Orsilochus first, then Ormenus, Ophelestes,
Daetor and Chromius, princely Lycophontes,
Polyaemon's son Amopaon and Melanippus too—
corpse on corpse he dropped to the earth that rears us all.
And King Agamemnon, thrilled at the sight of Teucer
whipping arrows off his bow, reaping the Trojan ranks,
strode up and sang his praises: "Teucer, lovely soldier,
Telamon's son, pride of the armies—now you're shooting!
You'll bring a ray of hope to your men, your father too.
He raised you when you were little, a bastard boy,
no matter—Telamon tended you in his own house.
Far off as he is, you'll set him up in glory.
I tell you this, so help me it's the truth:
if Zeus with his storm-shield and Queen Athena
ever let me plunder the strong walls of Troy,
you are the first, the first after myself—
I'll place some gift of honor in your hands,
a tripod, or purebred team with their own car
or a fine woman to mount and share your bed."


      And Teucer gave his captain a faultless answer:
"Great field marshal, why bother to spur me on?
I go all-out as it is.
With all the power in me I've never quit,
not from the time we rolled them back to Troy.
I've stalked with my bow and picked them off in packs.
Eight arrows I've let fly, with long sharp barbs,
and all stuck in the flesh of soldiers quick to fight—
but I still can't bring this mad dog Hector down!"


      The archer loosed a fresh shaft from the bowstring
straight for Hector, his spirit longing to hit him—
but he missed and cut Gorgythion down instead,
a well-bred son of Priam, a handsome prince,
and the arrow pierced his chest, Gorgythion
whom Priam's bride from Aesyme bore one day,
lovely Castianira lithe as a deathless goddess . . .
As a garden poppy, burst into red bloom, bends,
drooping its head to one side, weighed down
by its full seeds and a sudden spring shower,
so Gorgythion's head fell limp over one shoulder,
weighed down by his helmet.
                                                  Quick with another arrow,
the archer let fly from his bowstring straight for Hector,
his spirit straining to hit him—shot and missed again
as Apollo skewed his shaft—
but he leveled Archeptolemus, Hector's daring driver
charging headlong, caught him square in the chest
beside the nipple and off his car he pitched
as his horses balked, rearing, pawing the air.
There on the spot his strength and life collapsed
and blinding grief for the driver overpowered Hector,
stunned for his friend but he left him lying there
and cried out to his brother Cebriones close by,
"Take the reins!" Cebriones rushed to obey—
but Hector leapt down from the burnished car,
he hit the earth with a yell, seized a rock
and went for Teucer, mad to strike the archer
just plucking a bitter arrow from his quiver,
notching it on the string and drawing back the bow
to his right shoulder, when Hector, helmet flashing,
caught him where the collarbone bridges neck and chest,
the deadliest spot of all.
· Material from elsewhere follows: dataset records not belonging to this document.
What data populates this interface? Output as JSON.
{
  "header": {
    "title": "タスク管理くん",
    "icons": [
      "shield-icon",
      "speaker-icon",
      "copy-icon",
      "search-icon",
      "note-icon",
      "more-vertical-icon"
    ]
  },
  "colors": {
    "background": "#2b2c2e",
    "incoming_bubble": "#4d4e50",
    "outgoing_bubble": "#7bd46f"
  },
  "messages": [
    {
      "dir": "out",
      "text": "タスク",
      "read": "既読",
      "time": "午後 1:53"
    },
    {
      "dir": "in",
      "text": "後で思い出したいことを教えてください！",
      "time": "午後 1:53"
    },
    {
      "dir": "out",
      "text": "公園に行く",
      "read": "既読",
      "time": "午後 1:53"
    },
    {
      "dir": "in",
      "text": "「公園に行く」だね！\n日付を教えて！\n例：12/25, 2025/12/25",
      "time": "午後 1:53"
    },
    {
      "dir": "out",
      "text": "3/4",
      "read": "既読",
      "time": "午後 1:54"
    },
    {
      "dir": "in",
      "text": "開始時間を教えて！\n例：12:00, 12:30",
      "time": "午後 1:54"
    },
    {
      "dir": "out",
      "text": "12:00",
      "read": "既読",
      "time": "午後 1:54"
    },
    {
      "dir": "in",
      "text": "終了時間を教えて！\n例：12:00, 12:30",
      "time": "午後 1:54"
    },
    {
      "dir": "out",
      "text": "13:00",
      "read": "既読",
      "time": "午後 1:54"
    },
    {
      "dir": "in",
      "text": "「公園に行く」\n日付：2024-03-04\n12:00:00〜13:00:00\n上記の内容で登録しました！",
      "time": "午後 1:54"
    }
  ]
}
There Hector struck,
hurling the jagged rock at Teucer drawing in fury—
snapped the string and his hand went numb at the wrist,
he dropped to a knee, dazed . . . the bow slipped from his grip.
But giant Ajax would never fail his fallen brother—
he ran to straddle and hide him with his shield
as a brace of comrades shouldered up the fighter:
Echius' son Mecisteus helping good Alastor
bore him back to the hollow warships, groaning hard.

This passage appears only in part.